SAN JOSE (KRON) — Santa Clara County is one of several jurisdictions around the country that have refused to fully cooperate with immigration authorities in the name of protecting undocumented residents who are not considered a threat to the community.
But the case of San Jose’s Bambi Larson is different and that has re-opened the debate over whether the county ought to re-think that policy.
Carlos Eduardo Arevalo Carranza, an undocumented immigrant with a long criminal history, was arrested in connection with the brutal murder of 59-year-old Larson of San Jose.
Police on Tuesday revealed that Carranza had previously been locked up and released from the Santa Clara County Jail twice in recent months.
Before he allegedly stalked and stabbed Larson to death late last month, Carranza had been ordered detained by ICE nine times in an effort to stop him from offending again.
But those requests were thwarted by local sanctuary policies mean to protect undocumented immigrants who are not considered a threat to the public.
Echoing previous criticism of the policy, San Jose Mayor Sam Liccardo in a statement said:
“Law enforcement leaders in our region, including Santa County Sheriff Laurie Smith, District Attorney Jeff Rosen, and San Jose Police Chief Eddie Garcia, have urged the County to pick up the phone and notify federal authorities when a violent or predatory felon is about to be released into our community from the jail.
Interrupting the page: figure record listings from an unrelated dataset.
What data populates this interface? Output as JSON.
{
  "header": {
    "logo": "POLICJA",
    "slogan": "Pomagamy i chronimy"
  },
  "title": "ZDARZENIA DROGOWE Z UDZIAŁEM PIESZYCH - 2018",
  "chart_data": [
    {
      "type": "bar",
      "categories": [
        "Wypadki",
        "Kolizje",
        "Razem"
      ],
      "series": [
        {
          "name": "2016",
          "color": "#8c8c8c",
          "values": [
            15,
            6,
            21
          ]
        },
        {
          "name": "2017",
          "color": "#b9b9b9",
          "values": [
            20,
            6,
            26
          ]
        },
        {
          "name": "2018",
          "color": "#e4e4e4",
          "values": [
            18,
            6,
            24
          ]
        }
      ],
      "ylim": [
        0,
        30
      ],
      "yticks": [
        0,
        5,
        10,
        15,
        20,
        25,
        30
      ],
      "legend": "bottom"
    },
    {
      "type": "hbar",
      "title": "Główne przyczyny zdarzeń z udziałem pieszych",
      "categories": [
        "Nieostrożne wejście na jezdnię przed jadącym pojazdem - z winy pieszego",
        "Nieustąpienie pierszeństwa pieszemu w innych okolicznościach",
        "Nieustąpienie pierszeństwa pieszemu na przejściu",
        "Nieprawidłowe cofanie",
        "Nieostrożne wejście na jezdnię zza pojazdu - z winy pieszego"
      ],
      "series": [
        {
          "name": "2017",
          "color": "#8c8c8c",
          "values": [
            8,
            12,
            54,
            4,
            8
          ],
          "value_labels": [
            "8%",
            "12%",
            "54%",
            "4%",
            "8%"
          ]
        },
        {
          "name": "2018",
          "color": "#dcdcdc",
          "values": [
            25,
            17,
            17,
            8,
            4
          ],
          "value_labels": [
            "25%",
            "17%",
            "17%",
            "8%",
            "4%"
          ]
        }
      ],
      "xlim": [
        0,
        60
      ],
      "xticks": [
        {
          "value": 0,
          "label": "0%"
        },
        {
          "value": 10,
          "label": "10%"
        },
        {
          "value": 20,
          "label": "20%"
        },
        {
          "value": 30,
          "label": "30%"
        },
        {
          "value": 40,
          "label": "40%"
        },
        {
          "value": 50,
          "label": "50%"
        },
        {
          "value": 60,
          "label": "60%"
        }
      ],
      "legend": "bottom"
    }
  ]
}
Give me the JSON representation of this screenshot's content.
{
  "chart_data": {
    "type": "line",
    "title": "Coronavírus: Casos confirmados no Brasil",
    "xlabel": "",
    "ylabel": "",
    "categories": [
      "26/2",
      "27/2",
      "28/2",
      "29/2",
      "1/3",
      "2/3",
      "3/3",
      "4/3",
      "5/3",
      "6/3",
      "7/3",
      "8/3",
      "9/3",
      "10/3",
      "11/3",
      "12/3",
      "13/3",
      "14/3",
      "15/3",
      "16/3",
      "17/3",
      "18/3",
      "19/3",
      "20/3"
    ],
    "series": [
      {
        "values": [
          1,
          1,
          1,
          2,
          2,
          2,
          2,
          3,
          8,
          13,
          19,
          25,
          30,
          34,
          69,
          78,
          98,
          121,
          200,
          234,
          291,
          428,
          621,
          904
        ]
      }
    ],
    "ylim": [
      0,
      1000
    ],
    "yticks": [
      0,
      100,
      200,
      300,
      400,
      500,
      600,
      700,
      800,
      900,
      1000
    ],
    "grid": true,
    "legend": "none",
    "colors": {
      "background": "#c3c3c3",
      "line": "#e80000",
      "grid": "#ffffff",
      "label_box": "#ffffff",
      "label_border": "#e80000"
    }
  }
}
I fully support that position. This common-sense approach has never been deemed unconstitutional by any court, nor does it require that the County detain anyone a minute longer than the Constitution allows. We can best protect our law-abiding immigrant communities—and the rest of our city—by cooperating with other agencies to prevent predatory felons from threatening the safety of our community.”
The mayor called for restarting the conversation on the policy.
Sheriff Laurie Smith said, “It has been my long standing position that we should notify ICE of all undocumented immigrants who are serious or violent felons. I will advocate for changing the policy.”
Also in a statement, County Supervisor Dave Corteze reminded critics of the policy that the courts have thus far ruled that the county cannot hold immigrant suspects for ice without a warrant or judicial order unless the individual is currently charged with a crime.
Corteze insisted that ICE is indeed notified of custody releases in real time but that ICE often shows up too late to take action. County Council James Williams clarified the policy.
“There has been a lot of confusion about the law and about what the county can and cannot do. Federal courts for many years all across the country have ruled that holding people beyond their release time violates the 4th amendment of the U.S. Constitution and the only way we can legally hold people is if we have a warrant,” Williams said.